Beitrag von Rose am Sa 09 Jan 2010, 12:45

Hi Ihr beiden Very Happy

@ Jenny
Schön das dir der Teil gefällt

Mit Marabella habe ich richtig Mitleid bekommen, es ist furchtbar wenn man einen Fehler beichten muss. Aber die Reaktion des Vaters hat mir gut gefallen, erst ermahnende Worte, und dann der Trost.
Ich glaube das brauchte Marabella in dieser Situation auch. ^^

Ja ich habe ihren Vater extra so was sagen lassen^^

Was die Bande angeht, deren Verhalten finde ich voll mies.
Ist denn ein Überfall nicht genug? Müssen da noch weitere Dörfer dran glauben? Aber dennoch finde ich das verhalten nachvollziehbar. Sie hatten einmal Erfolg also wollen sie immer mehr. Von daher kann ich deren Gedanken nachvollziehen.

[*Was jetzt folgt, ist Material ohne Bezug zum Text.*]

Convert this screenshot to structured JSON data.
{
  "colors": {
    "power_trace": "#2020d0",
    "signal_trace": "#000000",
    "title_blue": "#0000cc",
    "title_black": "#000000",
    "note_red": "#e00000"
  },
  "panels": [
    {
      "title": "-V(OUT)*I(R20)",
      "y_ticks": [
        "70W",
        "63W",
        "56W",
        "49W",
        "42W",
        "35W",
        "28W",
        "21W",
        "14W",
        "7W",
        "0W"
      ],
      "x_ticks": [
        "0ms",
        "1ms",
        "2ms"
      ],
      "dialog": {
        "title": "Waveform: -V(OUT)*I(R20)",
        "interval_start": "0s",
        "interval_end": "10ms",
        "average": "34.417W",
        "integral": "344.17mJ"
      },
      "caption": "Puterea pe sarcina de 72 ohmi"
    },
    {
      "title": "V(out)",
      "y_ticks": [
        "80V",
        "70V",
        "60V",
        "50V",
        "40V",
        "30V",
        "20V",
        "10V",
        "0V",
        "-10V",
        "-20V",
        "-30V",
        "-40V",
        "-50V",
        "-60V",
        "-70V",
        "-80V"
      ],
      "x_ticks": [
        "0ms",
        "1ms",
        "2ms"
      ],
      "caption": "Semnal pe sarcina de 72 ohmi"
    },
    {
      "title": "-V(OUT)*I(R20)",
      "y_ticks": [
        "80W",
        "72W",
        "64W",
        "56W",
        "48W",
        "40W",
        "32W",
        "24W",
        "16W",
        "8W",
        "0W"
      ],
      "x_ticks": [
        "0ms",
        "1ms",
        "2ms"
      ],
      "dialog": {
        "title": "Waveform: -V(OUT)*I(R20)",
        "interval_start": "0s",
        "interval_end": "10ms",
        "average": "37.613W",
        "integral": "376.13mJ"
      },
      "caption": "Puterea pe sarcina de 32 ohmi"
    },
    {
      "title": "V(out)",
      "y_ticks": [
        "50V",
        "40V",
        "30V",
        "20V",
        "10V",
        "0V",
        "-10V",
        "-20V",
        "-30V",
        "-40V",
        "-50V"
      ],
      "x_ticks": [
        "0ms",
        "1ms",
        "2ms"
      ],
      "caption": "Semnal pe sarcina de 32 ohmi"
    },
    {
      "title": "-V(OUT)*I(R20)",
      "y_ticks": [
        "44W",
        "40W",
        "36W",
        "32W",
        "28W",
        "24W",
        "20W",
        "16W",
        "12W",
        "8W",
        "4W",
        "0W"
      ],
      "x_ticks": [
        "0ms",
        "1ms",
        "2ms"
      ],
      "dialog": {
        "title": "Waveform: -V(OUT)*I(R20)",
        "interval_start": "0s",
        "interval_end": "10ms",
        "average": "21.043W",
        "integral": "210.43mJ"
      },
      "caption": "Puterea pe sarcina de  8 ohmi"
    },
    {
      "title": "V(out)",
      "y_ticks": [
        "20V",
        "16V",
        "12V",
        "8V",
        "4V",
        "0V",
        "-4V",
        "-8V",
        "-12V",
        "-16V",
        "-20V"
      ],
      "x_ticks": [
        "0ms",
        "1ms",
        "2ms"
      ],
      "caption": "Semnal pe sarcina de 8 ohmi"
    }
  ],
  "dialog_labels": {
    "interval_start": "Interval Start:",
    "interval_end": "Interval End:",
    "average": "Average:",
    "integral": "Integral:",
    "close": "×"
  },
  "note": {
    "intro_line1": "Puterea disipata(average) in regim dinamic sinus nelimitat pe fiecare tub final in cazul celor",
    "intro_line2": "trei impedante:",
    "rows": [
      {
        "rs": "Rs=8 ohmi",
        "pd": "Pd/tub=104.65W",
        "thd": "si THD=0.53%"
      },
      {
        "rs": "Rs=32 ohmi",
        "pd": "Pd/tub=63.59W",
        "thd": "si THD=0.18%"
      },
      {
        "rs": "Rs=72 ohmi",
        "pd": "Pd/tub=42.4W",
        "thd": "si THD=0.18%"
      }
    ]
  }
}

Ja aber so ist das nun mal eine Diebesband ist nicht zimperlich Shocked

Mich interesiert ja nach wie vor weshalb Laurin nach Marabella sucht...und was sein Geheimniss ist.

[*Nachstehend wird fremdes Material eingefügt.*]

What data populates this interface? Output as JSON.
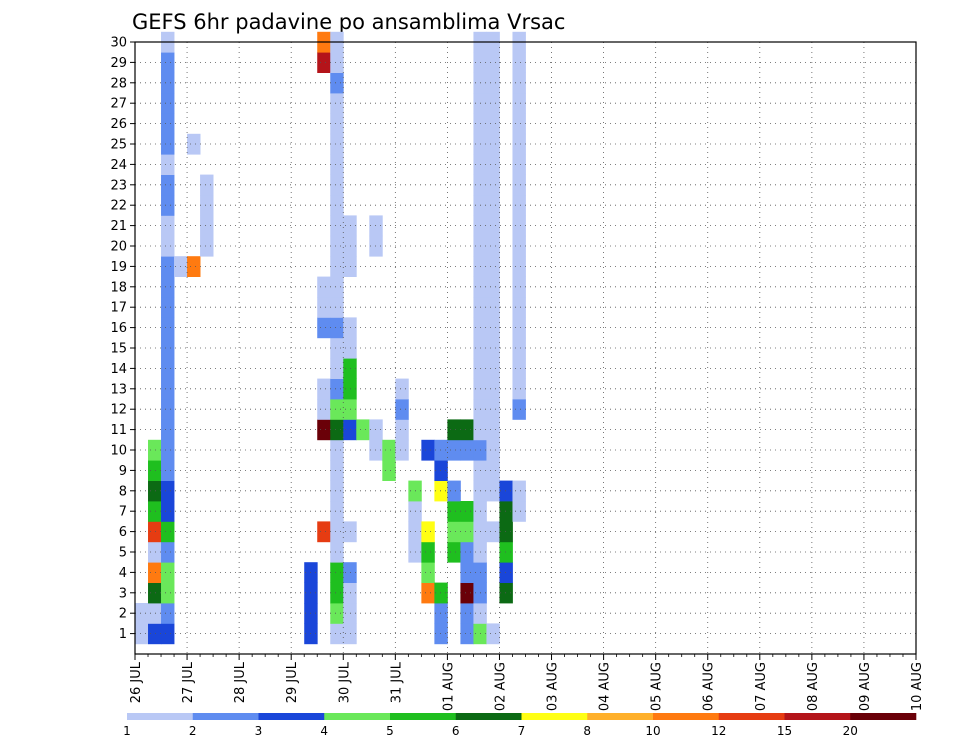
{
  "chart_data": {
    "type": "heatmap",
    "title": "GEFS 6hr padavine po ansamblima Vrsac",
    "xlabel": "",
    "ylabel": "",
    "x_ticks": [
      "26 JUL",
      "27 JUL",
      "28 JUL",
      "29 JUL",
      "30 JUL",
      "31 JUL",
      "01 AUG",
      "02 AUG",
      "03 AUG",
      "04 AUG",
      "05 AUG",
      "06 AUG",
      "07 AUG",
      "08 AUG",
      "09 AUG",
      "10 AUG"
    ],
    "y_ticks": [
      1,
      2,
      3,
      4,
      5,
      6,
      7,
      8,
      9,
      10,
      11,
      12,
      13,
      14,
      15,
      16,
      17,
      18,
      19,
      20,
      21,
      22,
      23,
      24,
      25,
      26,
      27,
      28,
      29,
      30
    ],
    "grid": true,
    "colorbar": {
      "position": "bottom",
      "levels": [
        "1",
        "2",
        "3",
        "4",
        "5",
        "6",
        "7",
        "8",
        "10",
        "12",
        "15",
        "20"
      ],
      "colors": [
        "#b9c8f5",
        "#5f8cf0",
        "#1a46d9",
        "#6ae85a",
        "#1fbf1f",
        "#0c6a14",
        "#ffff14",
        "#ffb02a",
        "#ff7a10",
        "#e63c12",
        "#b4141a",
        "#6a0008"
      ]
    },
    "step_hours": 6,
    "cells": [
      [
        1,
        1,
        0
      ],
      [
        1,
        2,
        0
      ],
      [
        2,
        1,
        2
      ],
      [
        2,
        2,
        0
      ],
      [
        2,
        3,
        5
      ],
      [
        2,
        4,
        8
      ],
      [
        2,
        5,
        0
      ],
      [
        2,
        6,
        9
      ],
      [
        2,
        7,
        4
      ],
      [
        2,
        8,
        5
      ],
      [
        2,
        9,
        4
      ],
      [
        2,
        10,
        3
      ],
      [
        3,
        1,
        2
      ],
      [
        3,
        2,
        1
      ],
      [
        3,
        3,
        3
      ],
      [
        3,
        4,
        3
      ],
      [
        3,
        5,
        1
      ],
      [
        3,
        6,
        4
      ],
      [
        3,
        7,
        2
      ],
      [
        3,
        8,
        2
      ],
      [
        3,
        9,
        1
      ],
      [
        3,
        10,
        1
      ],
      [
        3,
        11,
        1
      ],
      [
        3,
        12,
        1
      ],
      [
        3,
        13,
        1
      ],
      [
        3,
        14,
        1
      ],
      [
        3,
        15,
        1
      ],
      [
        3,
        16,
        1
      ],
      [
        3,
        17,
        1
      ],
      [
        3,
        18,
        1
      ],
      [
        3,
        19,
        1
      ],
      [
        3,
        20,
        0
      ],
      [
        3,
        21,
        0
      ],
      [
        3,
        22,
        1
      ],
      [
        3,
        23,
        1
      ],
      [
        3,
        24,
        0
      ],
      [
        3,
        25,
        1
      ],
      [
        3,
        26,
        1
      ],
      [
        3,
        27,
        1
      ],
      [
        3,
        28,
        1
      ],
      [
        3,
        29,
        1
      ],
      [
        3,
        30,
        0
      ],
      [
        4,
        19,
        0
      ],
      [
        5,
        19,
        8
      ],
      [
        5,
        25,
        0
      ],
      [
        6,
        20,
        0
      ],
      [
        6,
        21,
        0
      ],
      [
        6,
        22,
        0
      ],
      [
        6,
        23,
        0
      ],
      [
        14,
        1,
        2
      ],
      [
        14,
        2,
        2
      ],
      [
        14,
        3,
        2
      ],
      [
        14,
        4,
        2
      ],
      [
        15,
        6,
        9
      ],
      [
        15,
        11,
        11
      ],
      [
        15,
        12,
        0
      ],
      [
        15,
        13,
        0
      ],
      [
        15,
        16,
        1
      ],
      [
        15,
        17,
        0
      ],
      [
        15,
        18,
        0
      ],
      [
        15,
        29,
        10
      ],
      [
        15,
        30,
        8
      ],
      [
        16,
        1,
        0
      ],
      [
        16,
        2,
        3
      ],
      [
        16,
        3,
        4
      ],
      [
        16,
        4,
        4
      ],
      [
        16,
        5,
        0
      ],
      [
        16,
        6,
        0
      ],
      [
        16,
        7,
        0
      ],
      [
        16,
        8,
        0
      ],
      [
        16,
        9,
        0
      ],
      [
        16,
        10,
        0
      ],
      [
        16,
        11,
        5
      ],
      [
        16,
        12,
        3
      ],
      [
        16,
        13,
        1
      ],
      [
        16,
        14,
        0
      ],
      [
        16,
        15,
        0
      ],
      [
        16,
        16,
        1
      ],
      [
        16,
        17,
        0
      ],
      [
        16,
        18,
        0
      ],
      [
        16,
        19,
        0
      ],
      [
        16,
        20,
        0
      ],
      [
        16,
        21,
        0
      ],
      [
        16,
        22,
        0
      ],
      [
        16,
        23,
        0
      ],
      [
        16,
        24,
        0
      ],
      [
        16,
        25,
        0
      ],
      [
        16,
        26,
        0
      ],
      [
        16,
        27,
        0
      ],
      [
        16,
        28,
        1
      ],
      [
        16,
        29,
        0
      ],
      [
        16,
        30,
        0
      ],
      [
        17,
        1,
        0
      ],
      [
        17,
        2,
        0
      ],
      [
        17,
        3,
        0
      ],
      [
        17,
        4,
        1
      ],
      [
        17,
        6,
        0
      ],
      [
        17,
        11,
        2
      ],
      [
        17,
        12,
        3
      ],
      [
        17,
        13,
        4
      ],
      [
        17,
        14,
        4
      ],
      [
        17,
        15,
        0
      ],
      [
        17,
        16,
        0
      ],
      [
        17,
        19,
        0
      ],
      [
        17,
        20,
        0
      ],
      [
        17,
        21,
        0
      ],
      [
        18,
        11,
        3
      ],
      [
        19,
        10,
        0
      ],
      [
        19,
        11,
        0
      ],
      [
        19,
        20,
        0
      ],
      [
        19,
        21,
        0
      ],
      [
        20,
        9,
        3
      ],
      [
        20,
        10,
        3
      ],
      [
        21,
        10,
        0
      ],
      [
        21,
        11,
        0
      ],
      [
        21,
        12,
        1
      ],
      [
        21,
        13,
        0
      ],
      [
        22,
        5,
        0
      ],
      [
        22,
        6,
        0
      ],
      [
        22,
        7,
        0
      ],
      [
        22,
        8,
        3
      ],
      [
        23,
        3,
        8
      ],
      [
        23,
        4,
        3
      ],
      [
        23,
        5,
        4
      ],
      [
        23,
        6,
        6
      ],
      [
        23,
        10,
        2
      ],
      [
        24,
        1,
        1
      ],
      [
        24,
        2,
        1
      ],
      [
        24,
        3,
        4
      ],
      [
        24,
        8,
        6
      ],
      [
        24,
        9,
        2
      ],
      [
        24,
        10,
        1
      ],
      [
        25,
        5,
        4
      ],
      [
        25,
        6,
        3
      ],
      [
        25,
        7,
        4
      ],
      [
        25,
        8,
        1
      ],
      [
        25,
        10,
        1
      ],
      [
        25,
        11,
        5
      ],
      [
        26,
        1,
        1
      ],
      [
        26,
        2,
        1
      ],
      [
        26,
        3,
        11
      ],
      [
        26,
        4,
        1
      ],
      [
        26,
        5,
        1
      ],
      [
        26,
        6,
        3
      ],
      [
        26,
        7,
        4
      ],
      [
        26,
        10,
        1
      ],
      [
        26,
        11,
        5
      ],
      [
        27,
        1,
        3
      ],
      [
        27,
        2,
        0
      ],
      [
        27,
        3,
        1
      ],
      [
        27,
        4,
        1
      ],
      [
        27,
        5,
        0
      ],
      [
        27,
        6,
        0
      ],
      [
        27,
        7,
        0
      ],
      [
        27,
        8,
        0
      ],
      [
        27,
        9,
        0
      ],
      [
        27,
        10,
        1
      ],
      [
        27,
        11,
        0
      ],
      [
        27,
        12,
        0
      ],
      [
        27,
        13,
        0
      ],
      [
        27,
        14,
        0
      ],
      [
        27,
        15,
        0
      ],
      [
        27,
        16,
        0
      ],
      [
        27,
        17,
        0
      ],
      [
        27,
        18,
        0
      ],
      [
        27,
        19,
        0
      ],
      [
        27,
        20,
        0
      ],
      [
        27,
        21,
        0
      ],
      [
        27,
        22,
        0
      ],
      [
        27,
        23,
        0
      ],
      [
        27,
        24,
        0
      ],
      [
        27,
        25,
        0
      ],
      [
        27,
        26,
        0
      ],
      [
        27,
        27,
        0
      ],
      [
        27,
        28,
        0
      ],
      [
        27,
        29,
        0
      ],
      [
        27,
        30,
        0
      ],
      [
        28,
        1,
        0
      ],
      [
        28,
        6,
        0
      ],
      [
        28,
        8,
        0
      ],
      [
        28,
        9,
        0
      ],
      [
        28,
        10,
        0
      ],
      [
        28,
        11,
        0
      ],
      [
        28,
        12,
        0
      ],
      [
        28,
        13,
        0
      ],
      [
        28,
        14,
        0
      ],
      [
        28,
        15,
        0
      ],
      [
        28,
        16,
        0
      ],
      [
        28,
        17,
        0
      ],
      [
        28,
        18,
        0
      ],
      [
        28,
        19,
        0
      ],
      [
        28,
        20,
        0
      ],
      [
        28,
        21,
        0
      ],
      [
        28,
        22,
        0
      ],
      [
        28,
        23,
        0
      ],
      [
        28,
        24,
        0
      ],
      [
        28,
        25,
        0
      ],
      [
        28,
        26,
        0
      ],
      [
        28,
        27,
        0
      ],
      [
        28,
        28,
        0
      ],
      [
        28,
        29,
        0
      ],
      [
        28,
        30,
        0
      ],
      [
        29,
        3,
        5
      ],
      [
        29,
        4,
        2
      ],
      [
        29,
        5,
        4
      ],
      [
        29,
        6,
        5
      ],
      [
        29,
        7,
        5
      ],
      [
        29,
        8,
        2
      ],
      [
        30,
        7,
        0
      ],
      [
        30,
        8,
        0
      ],
      [
        30,
        12,
        1
      ],
      [
        30,
        13,
        0
      ],
      [
        30,
        14,
        0
      ],
      [
        30,
        15,
        0
      ],
      [
        30,
        16,
        0
      ],
      [
        30,
        17,
        0
      ],
      [
        30,
        18,
        0
      ],
      [
        30,
        19,
        0
      ],
      [
        30,
        20,
        0
      ],
      [
        30,
        21,
        0
      ],
      [
        30,
        22,
        0
      ],
      [
        30,
        23,
        0
      ],
      [
        30,
        24,
        0
      ],
      [
        30,
        25,
        0
      ],
      [
        30,
        26,
        0
      ],
      [
        30,
        27,
        0
      ],
      [
        30,
        28,
        0
      ],
      [
        30,
        29,
        0
      ],
      [
        30,
        30,
        0
      ]
    ]
  }
}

Lass dich überraschen XD Das erkläre ich alles noch:D

Trotzdem hat mir der neue Teil sehr gut gefallen und ich freu mich schon sehr auf die Fortsetzung. ^^


Danke ^^ Bald geht es weiter.

@ Angie

So, nun zu dir Rose.
Ein wirklich schön geschriebener Teil! Smile
Hat mir gut gefallen. Dein Schreibstil wird immer besser!

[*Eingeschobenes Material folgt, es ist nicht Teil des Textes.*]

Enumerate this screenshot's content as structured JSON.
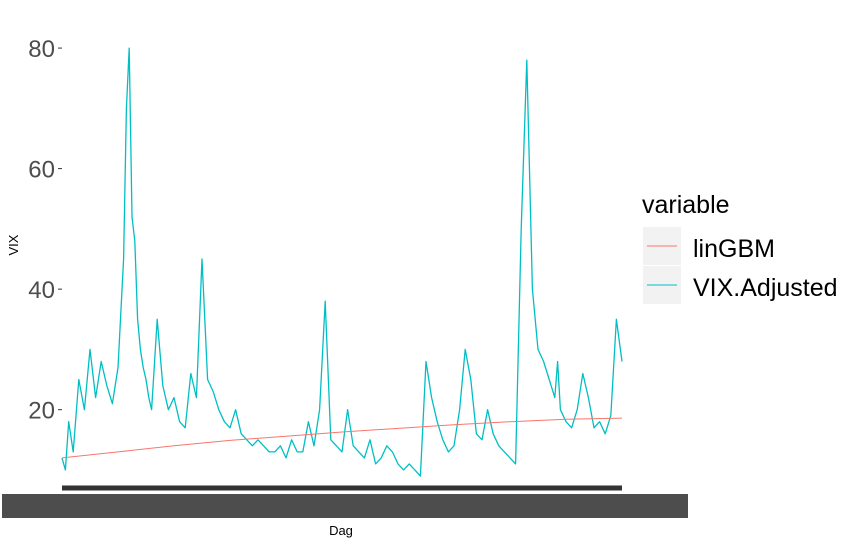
{
  "chart_data": {
    "type": "line",
    "xlabel": "Dag",
    "ylabel": "VIX",
    "ylim": [
      8,
      83
    ],
    "xlim": [
      0,
      1
    ],
    "y_ticks": [
      20,
      40,
      60,
      80
    ],
    "y_tick_labels": [
      "20",
      "40",
      "60",
      "80"
    ],
    "grid": false,
    "legend": {
      "title": "variable",
      "position": "right",
      "entries": [
        {
          "label": "linGBM",
          "color": "#f8766d"
        },
        {
          "label": "VIX.Adjusted",
          "color": "#00bfc4"
        }
      ]
    },
    "series": [
      {
        "name": "linGBM",
        "color": "#f8766d",
        "x": [
          0.0,
          0.1,
          0.2,
          0.3,
          0.4,
          0.5,
          0.6,
          0.7,
          0.8,
          0.9,
          1.0
        ],
        "values": [
          12.0,
          13.0,
          14.0,
          14.9,
          15.6,
          16.3,
          16.9,
          17.5,
          18.0,
          18.4,
          18.6
        ]
      },
      {
        "name": "VIX.Adjusted",
        "color": "#00bfc4",
        "x": [
          0.0,
          0.006,
          0.012,
          0.02,
          0.03,
          0.04,
          0.05,
          0.06,
          0.07,
          0.08,
          0.09,
          0.1,
          0.11,
          0.115,
          0.12,
          0.125,
          0.13,
          0.135,
          0.14,
          0.145,
          0.15,
          0.155,
          0.16,
          0.17,
          0.18,
          0.19,
          0.2,
          0.21,
          0.22,
          0.23,
          0.24,
          0.25,
          0.26,
          0.27,
          0.28,
          0.29,
          0.3,
          0.31,
          0.32,
          0.33,
          0.34,
          0.35,
          0.36,
          0.37,
          0.38,
          0.39,
          0.4,
          0.41,
          0.42,
          0.43,
          0.44,
          0.45,
          0.46,
          0.47,
          0.48,
          0.49,
          0.5,
          0.51,
          0.52,
          0.53,
          0.54,
          0.55,
          0.56,
          0.57,
          0.58,
          0.59,
          0.6,
          0.61,
          0.62,
          0.63,
          0.64,
          0.65,
          0.66,
          0.67,
          0.68,
          0.69,
          0.7,
          0.71,
          0.72,
          0.73,
          0.74,
          0.75,
          0.76,
          0.77,
          0.78,
          0.79,
          0.8,
          0.81,
          0.82,
          0.83,
          0.84,
          0.85,
          0.86,
          0.87,
          0.88,
          0.885,
          0.89,
          0.9,
          0.91,
          0.92,
          0.93,
          0.94,
          0.95,
          0.96,
          0.97,
          0.98,
          0.99,
          1.0
        ],
        "values": [
          12,
          10,
          18,
          13,
          25,
          20,
          30,
          22,
          28,
          24,
          21,
          27,
          45,
          70,
          80,
          52,
          48,
          35,
          30,
          27,
          25,
          22,
          20,
          35,
          24,
          20,
          22,
          18,
          17,
          26,
          22,
          45,
          25,
          23,
          20,
          18,
          17,
          20,
          16,
          15,
          14,
          15,
          14,
          13,
          13,
          14,
          12,
          15,
          13,
          13,
          18,
          14,
          20,
          38,
          15,
          14,
          13,
          20,
          14,
          13,
          12,
          15,
          11,
          12,
          14,
          13,
          11,
          10,
          11,
          10,
          9,
          28,
          22,
          18,
          15,
          13,
          14,
          20,
          30,
          25,
          16,
          15,
          20,
          16,
          14,
          13,
          12,
          11,
          50,
          78,
          40,
          30,
          28,
          25,
          22,
          28,
          20,
          18,
          17,
          20,
          26,
          22,
          17,
          18,
          16,
          19,
          35,
          28
        ]
      }
    ]
  }
}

Danke und auch für die Verbesserung Very Happy

Das ist unlogisch. Woher soll denn der Vater wissen, dass das Dorf über die Probleme Bescheid weiß. Schließlich kann es auch etwas persönliches sein.


Da hast du zwar recht aber warum sollten Marabella udn Tanie so ein langen weg gehen außerdem würde er wen er ins Dorf gehen würde ja auch erfahren wen es was Persönliches ist aber das könnte ich wirklich noch anders umschreiben überlege ich mir noch.

Was hätte denn ein junges Mädchen dagegen machen kann?
Tut mir leid, aber dieser Satz klingt doch etwas melodramatisch. ^^"


Der Satz ist estra melodramatisch Marabella fühlt sich verantwortlich was natürlich nicht stimmt aber sie hat das Gefühl das es ihre Schult ist.

Auch hier wirkt die Reaktion des Vaters nicht sehr authentisch ... ^^"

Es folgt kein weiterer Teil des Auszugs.